I looked like I'd been hit with a firehose.

Sadly, the trend I've posted about before
in past years continues and is accelerating.
I can count on my fingers the number people
in the entire fest who had what I call
"dirty old boxes" full of old parts.
And have some left over.
There were people with sorted bins.
That's good, but the real treasures are always
tucked-away in those boxes filled by "tossing"
or by raking-off the bench into the box
and leaving it to "season" in the garage for
at least five years.

Hams are still not telling their families
that the old parts have value.
When they go to the great shack in the sky,
the family tosses the "junk" in the garbage,
leaving Icoms, Yeasus, Kenwoods and
other boring stuff behind.
It wasn't so long ago that every table had
two or three "dirty old boxes."
Makes me sad to think what is now in
the dumps of America.

People blame the internet for thinning-out
hamfests, but that is only part of the story.
The lion's share of the blame
belongs on our own sholders.
There are very, very few builders remaining
in the ham population as a whole,
so parts (not applicable to glass audio)
brought to hamfests generally go unsold
or are given-away.  There is no incentive to
take up precious space hauling them to
some place just to have people pick them over
and then ask you to give them away.

I was hoping to find some particular caps
for some projects.  Just 3-4 years ago,
I could have taken them home in buckets from
any major hamfest.  This time, I saw perhaps
a handful.  The rest are in the dump somewhere.

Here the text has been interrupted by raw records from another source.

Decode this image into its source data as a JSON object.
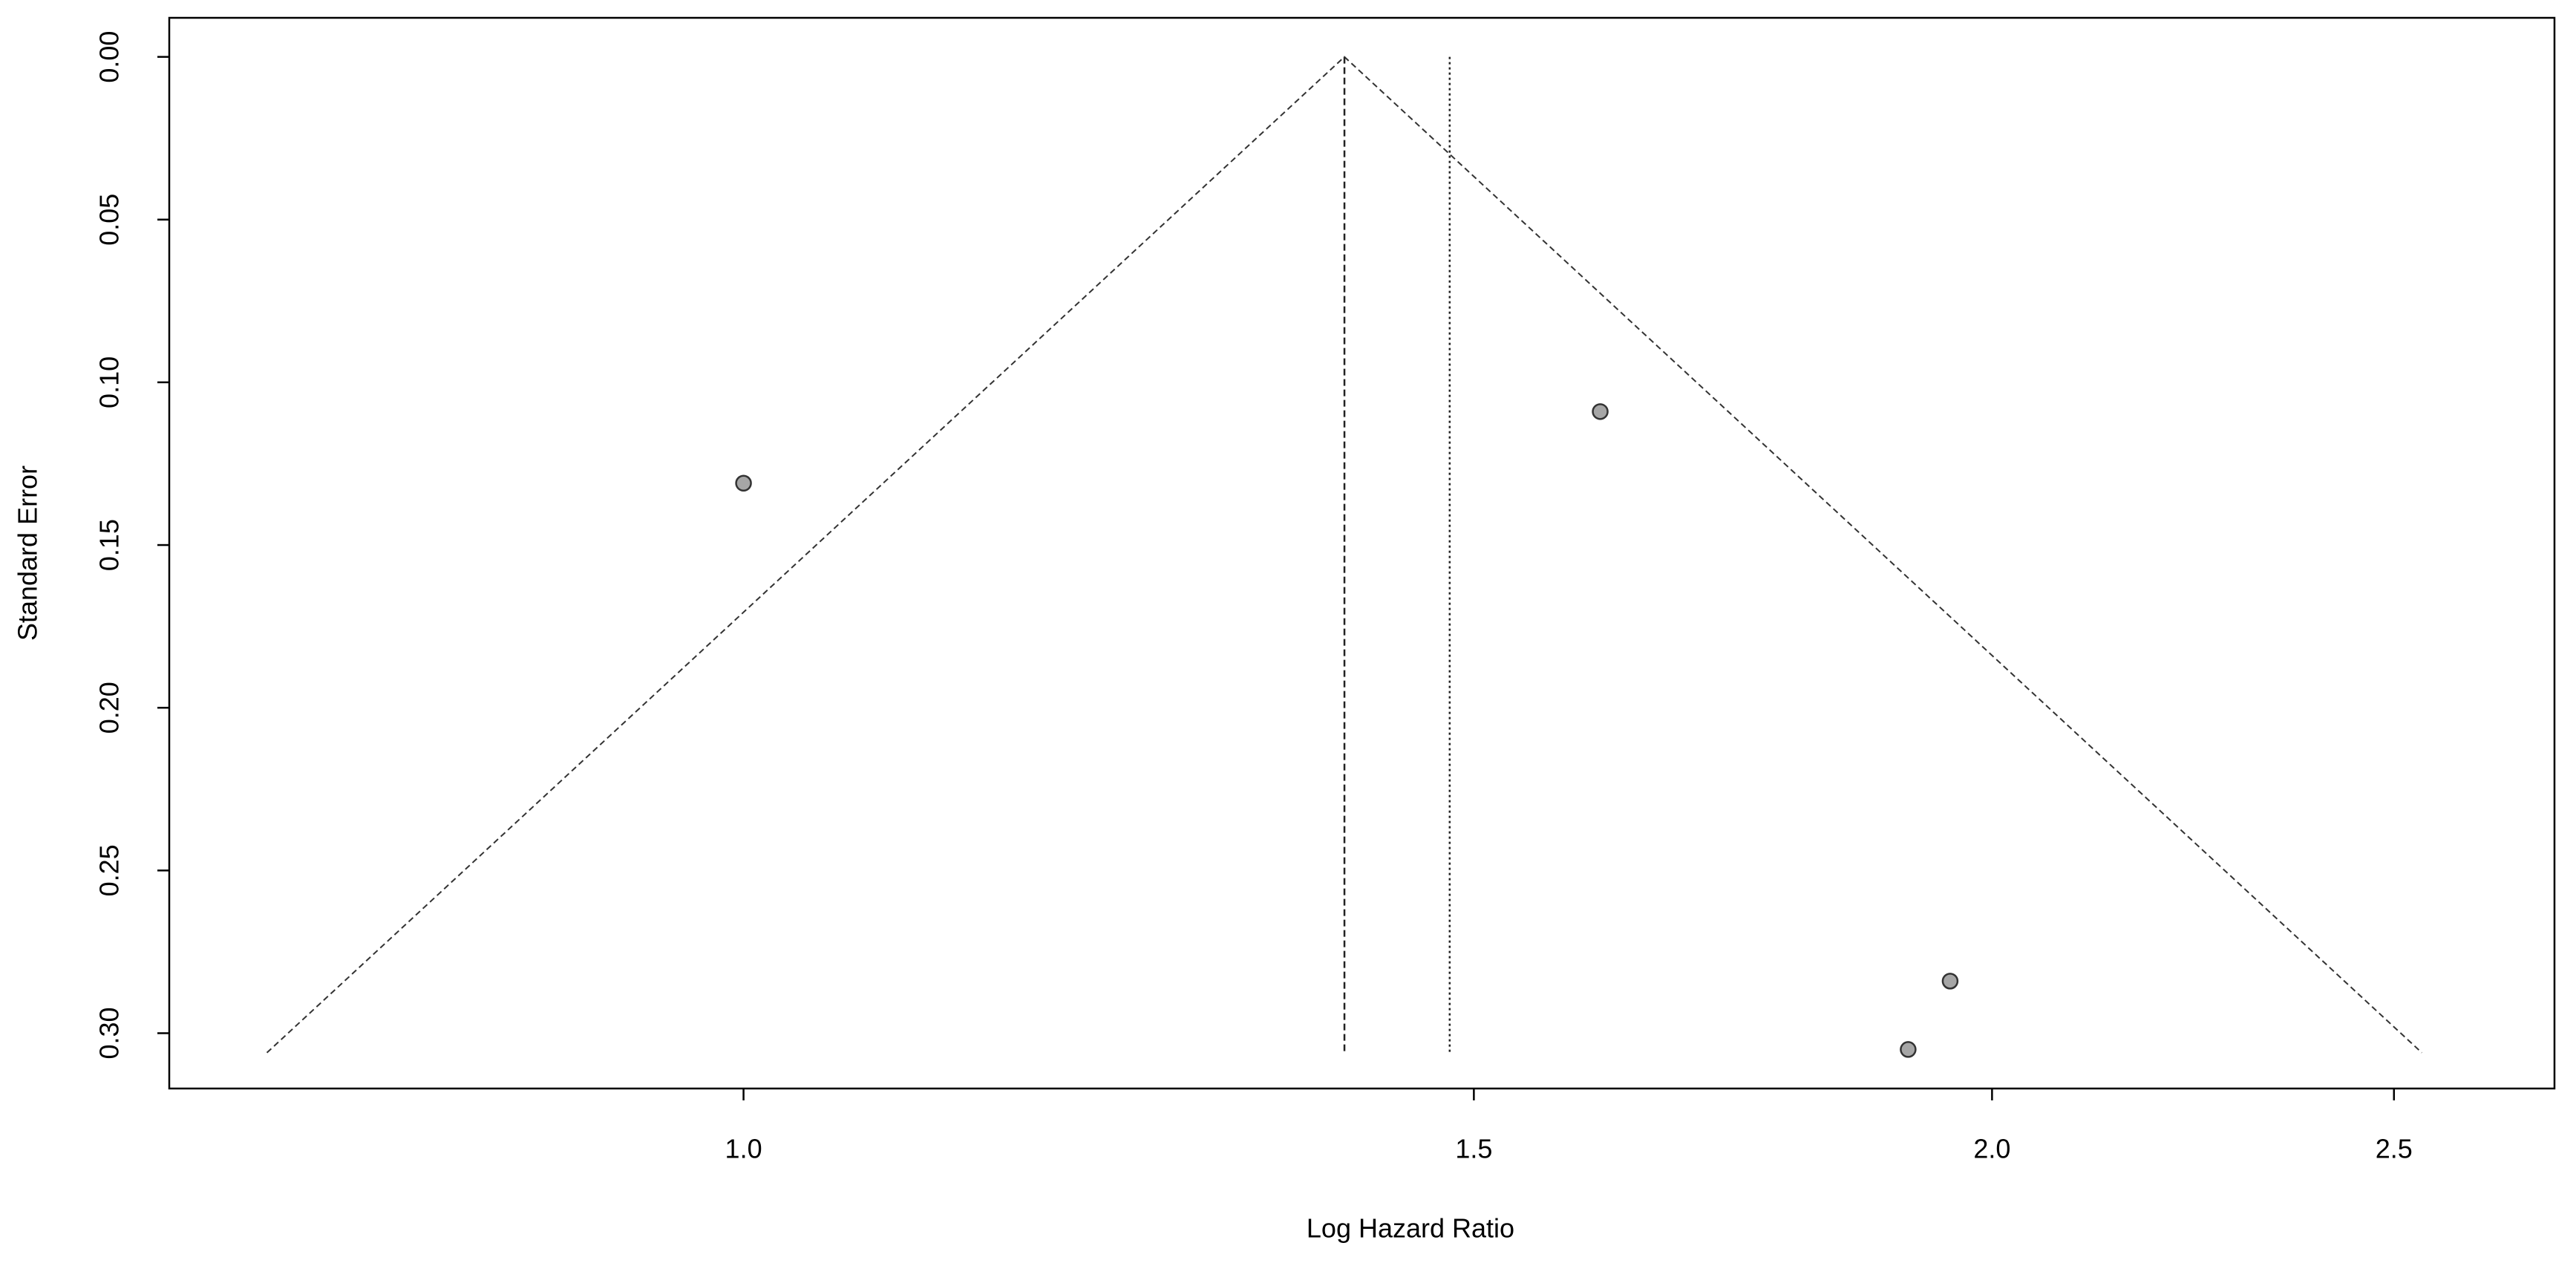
{
  "chart_data": {
    "type": "scatter",
    "xlabel": "Log Hazard Ratio",
    "ylabel": "Standard Error",
    "x": [
      1.0,
      1.609,
      1.954,
      1.909
    ],
    "values": [
      0.131,
      0.109,
      0.284,
      0.305
    ],
    "color": "#a6a6a6",
    "xlim": [
      0.727,
      2.733
    ],
    "log_x": true,
    "xticks": [
      {
        "value": 1.0,
        "label": "1.0"
      },
      1.5,
      {
        "value": 2.0,
        "label": "2.0"
      },
      2.5
    ],
    "ylim": [
      -0.012,
      0.317
    ],
    "y_reversed": true,
    "yticks": [
      {
        "value": 0,
        "label": "0.00"
      },
      {
        "value": 0.05,
        "label": "0.05"
      },
      {
        "value": 0.1,
        "label": "0.10"
      },
      {
        "value": 0.15,
        "label": "0.15"
      },
      {
        "value": 0.2,
        "label": "0.20"
      },
      {
        "value": 0.25,
        "label": "0.25"
      },
      {
        "value": 0.3,
        "label": "0.30"
      }
    ],
    "funnel": {
      "x": [
        0.7675,
        1.396,
        2.539
      ],
      "y": [
        0.306,
        0,
        0.306
      ]
    },
    "lines": [
      {
        "x": 1.396,
        "y": [
          0,
          0.306
        ],
        "dash": "dashed"
      },
      {
        "x": 1.48,
        "y": [
          0,
          0.306
        ],
        "dash": "dotted"
      }
    ]
  }
}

What can be done?  I don't know.  Not enough
of the general ham population cares.  They
can go buy the latest WizzBangie 9000 so
why buy a transformer?  People at hamfests
don't buy very much, so folks are turning
to the internet to market their property, where
they can expect to receive a reasonable price
for their assets.

The world is changing.
It's bad news for BA people like you and me,
but perhaps not so bad for our hobby as a whole.
The internet provides a virtual hamfest
24-hours-a-day, 7 days a week and you don't
have to hurt your back loading a trailer.
You can meet and know more people faster
then ever and trade with them, too.
Maybe that's good.  I don't know.

But I do know one thing.
It's a much greater pleasure to shake Phil Mill's hand
then it is to just answer his email.